Saturday 24 February 2007

On languages and feeling welcome in a new country

I sometimes I can not help laughing at myself. While I was sitting at home working on what was planned to be the big opening text for this blog, the world outside changed and the point I wanted to make was not valid any longer.

So, I have decided that literary masterpieces will have to come later. It is time for me to start to publish and learn and improve while working rather than striving for perfection before I dare to write anything in public.

As originally intended, the first reflection I will make on this blog will be on languages and the feeling of belonging to local society. Personally, I have always felt that mastering the local language is the key to whether you will feel that you belong to a certain place or not. This certainly is the case in my native Sweden, but was also my experience when living in Poland and the Czech Republic. I am quite sure that I am not the only one to see this connection. The Czechs even have a saying that “kolik umíš jazyků, tolikrát jsi člověkem”, meaning that you are so many times as a man as the number of languages you speak.

Living in Spain, a country where the main language is shared with countries in totally different parts of the world, I have realized that language is important but often not at all the most important factor for your feeling of belonging to a place.

The old way (and may it never be re-introduced) of applying for permanent residency and for your Numero de Intentidad de Extranjero (N.I.E.) here in Vilanova i la Geltrú used to reveal this quite mercilessly. In order to be received by the police in Carrer del Col·legi on any given day, in the same morning you first had to queue up to receive a queue number at the police station in the square Plaça dels Cotxes. The amount of queue numbers per day was limited to around 40 and they used to be handed out at 7 a.m. The only nice thing you can say about this procedure was that Spanish citizens had to do the same thing, while applying for their Documento Nacional de Identidad (D.N.I.). However, they always had a separate queue and a generous amount of queue numbers. While for them the issue was about getting a good number, for us foreigners – EU-citizens and non-EU citizens being treated alike - it was about getting a number at all or you had to come back another day and do the queuing all over again.

Sitting on a park bench at 5 a.m. in the morning I felt far from splendid, but soon realized that compared to other foreign applicants, I had two big advantages. One was that we live in the center of Vilanova, so when I had tried my luck for the first time and found out that there were too many people waiting already waiting in the square, I had at least been able to easily go home and back to sleep again.

The second and biggest advantage is that I come from a Western EU country. Since everybody in Spain knows that we will not have any problem to obtain our N.I.E. in the end, at least in my case it seemed that employers, landlords and institutions tended to be quite flexible. If I could not present the full documentation right away, I was allowed to come back and do so once I had it.

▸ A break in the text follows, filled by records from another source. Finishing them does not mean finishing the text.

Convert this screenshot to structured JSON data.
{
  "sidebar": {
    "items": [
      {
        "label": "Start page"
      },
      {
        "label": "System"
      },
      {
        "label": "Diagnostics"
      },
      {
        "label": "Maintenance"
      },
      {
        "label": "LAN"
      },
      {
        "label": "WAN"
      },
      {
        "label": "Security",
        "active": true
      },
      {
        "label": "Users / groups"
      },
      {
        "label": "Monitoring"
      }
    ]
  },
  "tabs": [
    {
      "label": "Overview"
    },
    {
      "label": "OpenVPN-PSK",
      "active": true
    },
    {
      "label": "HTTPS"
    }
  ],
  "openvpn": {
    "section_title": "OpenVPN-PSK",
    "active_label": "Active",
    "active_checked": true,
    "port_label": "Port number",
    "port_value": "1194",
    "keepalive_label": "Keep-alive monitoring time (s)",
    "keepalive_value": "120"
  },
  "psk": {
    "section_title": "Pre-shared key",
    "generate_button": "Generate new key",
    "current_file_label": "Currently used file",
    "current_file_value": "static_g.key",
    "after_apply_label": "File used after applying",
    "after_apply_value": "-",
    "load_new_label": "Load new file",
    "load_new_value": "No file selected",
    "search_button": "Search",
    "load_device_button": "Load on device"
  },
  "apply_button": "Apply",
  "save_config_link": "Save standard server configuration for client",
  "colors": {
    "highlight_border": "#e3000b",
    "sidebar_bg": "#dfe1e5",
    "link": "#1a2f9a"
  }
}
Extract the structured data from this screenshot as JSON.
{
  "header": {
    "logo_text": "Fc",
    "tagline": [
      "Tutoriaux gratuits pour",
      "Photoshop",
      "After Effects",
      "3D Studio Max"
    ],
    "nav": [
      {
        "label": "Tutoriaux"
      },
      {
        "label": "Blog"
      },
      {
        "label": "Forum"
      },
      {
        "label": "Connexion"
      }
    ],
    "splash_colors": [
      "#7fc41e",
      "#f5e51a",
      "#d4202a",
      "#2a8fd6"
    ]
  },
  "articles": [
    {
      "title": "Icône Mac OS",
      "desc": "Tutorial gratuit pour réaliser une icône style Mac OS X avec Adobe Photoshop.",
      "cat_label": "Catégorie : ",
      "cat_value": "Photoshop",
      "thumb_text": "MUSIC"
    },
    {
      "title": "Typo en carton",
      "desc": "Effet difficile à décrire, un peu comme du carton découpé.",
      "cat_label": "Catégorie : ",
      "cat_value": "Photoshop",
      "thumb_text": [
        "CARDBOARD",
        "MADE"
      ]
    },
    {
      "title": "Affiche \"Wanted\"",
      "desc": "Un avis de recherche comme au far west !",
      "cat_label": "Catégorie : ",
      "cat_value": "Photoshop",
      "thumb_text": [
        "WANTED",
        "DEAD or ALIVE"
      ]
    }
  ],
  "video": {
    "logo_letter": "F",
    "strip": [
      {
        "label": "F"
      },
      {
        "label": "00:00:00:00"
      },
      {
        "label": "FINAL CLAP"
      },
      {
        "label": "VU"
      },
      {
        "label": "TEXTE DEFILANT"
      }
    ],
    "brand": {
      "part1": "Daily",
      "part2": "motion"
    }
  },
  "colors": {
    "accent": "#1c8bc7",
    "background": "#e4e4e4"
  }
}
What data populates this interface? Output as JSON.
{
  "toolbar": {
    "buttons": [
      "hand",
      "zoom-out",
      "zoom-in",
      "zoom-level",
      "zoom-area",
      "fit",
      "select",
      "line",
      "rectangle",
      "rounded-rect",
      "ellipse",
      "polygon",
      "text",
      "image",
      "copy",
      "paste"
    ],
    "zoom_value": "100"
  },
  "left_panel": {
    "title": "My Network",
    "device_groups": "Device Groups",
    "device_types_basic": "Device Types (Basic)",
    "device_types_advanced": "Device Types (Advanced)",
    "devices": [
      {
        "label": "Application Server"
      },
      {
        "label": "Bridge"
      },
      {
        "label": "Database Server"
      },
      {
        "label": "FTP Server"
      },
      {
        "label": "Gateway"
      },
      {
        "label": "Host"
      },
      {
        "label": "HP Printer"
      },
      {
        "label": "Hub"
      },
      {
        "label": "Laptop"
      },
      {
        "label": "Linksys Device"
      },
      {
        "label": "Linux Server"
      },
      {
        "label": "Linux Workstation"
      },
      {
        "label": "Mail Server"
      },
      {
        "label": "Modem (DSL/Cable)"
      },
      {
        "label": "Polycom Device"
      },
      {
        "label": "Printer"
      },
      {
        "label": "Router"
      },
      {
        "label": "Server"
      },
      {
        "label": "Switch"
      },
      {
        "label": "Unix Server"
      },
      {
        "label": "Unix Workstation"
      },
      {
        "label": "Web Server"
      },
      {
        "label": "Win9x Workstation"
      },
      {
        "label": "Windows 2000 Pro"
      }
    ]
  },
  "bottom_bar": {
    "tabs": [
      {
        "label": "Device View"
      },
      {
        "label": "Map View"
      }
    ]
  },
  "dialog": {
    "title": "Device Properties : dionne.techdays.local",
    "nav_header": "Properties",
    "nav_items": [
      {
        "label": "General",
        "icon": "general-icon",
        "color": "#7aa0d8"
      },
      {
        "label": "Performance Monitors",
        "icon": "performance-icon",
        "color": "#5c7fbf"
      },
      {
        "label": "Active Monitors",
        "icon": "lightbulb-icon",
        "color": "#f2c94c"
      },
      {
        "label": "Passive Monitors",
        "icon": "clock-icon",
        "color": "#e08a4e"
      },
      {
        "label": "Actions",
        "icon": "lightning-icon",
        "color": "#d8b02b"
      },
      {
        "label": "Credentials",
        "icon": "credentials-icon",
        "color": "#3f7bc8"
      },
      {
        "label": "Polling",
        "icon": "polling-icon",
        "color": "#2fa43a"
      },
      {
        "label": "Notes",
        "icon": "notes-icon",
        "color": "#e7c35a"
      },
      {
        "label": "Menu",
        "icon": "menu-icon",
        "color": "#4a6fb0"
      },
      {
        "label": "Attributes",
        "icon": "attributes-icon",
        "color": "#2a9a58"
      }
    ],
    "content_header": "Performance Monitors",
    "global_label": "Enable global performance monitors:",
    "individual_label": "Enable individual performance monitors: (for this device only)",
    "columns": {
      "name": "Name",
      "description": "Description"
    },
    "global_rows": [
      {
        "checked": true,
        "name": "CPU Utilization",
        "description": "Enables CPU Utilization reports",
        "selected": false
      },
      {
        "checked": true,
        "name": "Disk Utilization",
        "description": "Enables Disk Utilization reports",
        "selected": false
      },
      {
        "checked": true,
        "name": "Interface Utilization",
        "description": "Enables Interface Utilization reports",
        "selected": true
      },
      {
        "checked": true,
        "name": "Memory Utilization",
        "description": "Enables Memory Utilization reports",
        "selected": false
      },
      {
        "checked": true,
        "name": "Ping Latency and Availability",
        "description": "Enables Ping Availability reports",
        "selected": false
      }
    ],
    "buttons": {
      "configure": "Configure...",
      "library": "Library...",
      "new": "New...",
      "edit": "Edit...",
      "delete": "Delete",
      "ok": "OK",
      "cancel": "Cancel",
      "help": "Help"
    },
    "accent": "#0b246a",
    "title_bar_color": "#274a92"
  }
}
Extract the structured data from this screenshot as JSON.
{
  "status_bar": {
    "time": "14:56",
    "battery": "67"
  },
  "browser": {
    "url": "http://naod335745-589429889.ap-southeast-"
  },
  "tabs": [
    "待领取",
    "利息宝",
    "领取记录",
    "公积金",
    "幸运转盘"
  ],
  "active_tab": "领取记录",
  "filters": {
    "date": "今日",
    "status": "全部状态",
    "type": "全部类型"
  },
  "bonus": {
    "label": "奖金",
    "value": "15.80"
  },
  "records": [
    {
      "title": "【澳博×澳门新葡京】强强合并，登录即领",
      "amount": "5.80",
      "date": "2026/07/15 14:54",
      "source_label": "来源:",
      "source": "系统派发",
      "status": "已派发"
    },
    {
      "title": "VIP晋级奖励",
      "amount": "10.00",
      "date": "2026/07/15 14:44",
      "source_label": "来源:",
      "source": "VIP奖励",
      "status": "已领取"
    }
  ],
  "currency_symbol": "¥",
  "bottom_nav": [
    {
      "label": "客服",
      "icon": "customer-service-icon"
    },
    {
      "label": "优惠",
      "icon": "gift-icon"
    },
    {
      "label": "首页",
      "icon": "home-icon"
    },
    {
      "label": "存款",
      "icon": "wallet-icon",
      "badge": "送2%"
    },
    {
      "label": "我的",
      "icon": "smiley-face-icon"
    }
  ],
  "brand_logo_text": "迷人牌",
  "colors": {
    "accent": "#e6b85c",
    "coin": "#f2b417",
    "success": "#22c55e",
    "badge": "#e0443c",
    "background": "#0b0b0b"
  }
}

This is not the case for most other immigrants who live here. Before they have their paperwork finalized they are confined to the black market for work. In case they have come with their children, these will not have any access to public healthcare, nor to education.

While observing the other people waiting outside the police station in the early morning hour, I must admit to have felt just a little sorry for the many people of Northern and Sub-Saharan African origin. Firstly, they were all men and, secondly, they all seemed to know each other. While they did not make any attempts to approach any of the few policemen who went in and out of the police station before it opened, there certainly was a lot of loud greeting going on whenever a new person joined their group.

What really touched me, on the other hand, was the plight of the many Latin Americans waiting in the square. One of the reasons was probably that they tend to be quite small and therefore look more vulnerable and also that, among them, there were many women coming alone to arrange their documentation. There was one woman who had spent the whole night in the hard, cold square, trying to keep warm in a sleeping bag, just to make sure to be the first in line. Luckily enough I did not have to see the worst. In our local newspaper, Diari de Vilanova, there have been horror stories about some mothers having had to bring small children to wait with them throughout the night, since as poor immigrants they could not arrange for anyone to look after them.

The main reason for my compassion, however, was that these were all people who, in my eyes, had reason to believe that they belonged here in Spain, since they share the same mother tongue. I envied them for their capacity to fire away questions to any policeman they managed to catch and guess that they were hoping to be recognized as individuals in order to receive some favourable treatment or at least be reassured that this morning, they would finally receive the queue number which many of them had failed to get on earlier attempts.

Seeing their desperation it become clear to me how little they must feel that they belong here in spite of their fluency in Spanish, and for me, vice versa, that I had all reasons to feel welcome, although I was still struggling to put together comprehensive sentences. It was the first time I made that discovery and I sent more than one thought of thanks to the bureaucrats in Brussels. Maybe that is one of the most beautiful ideas of the co-operation in the European Union – that we belong together although we do not share the same language.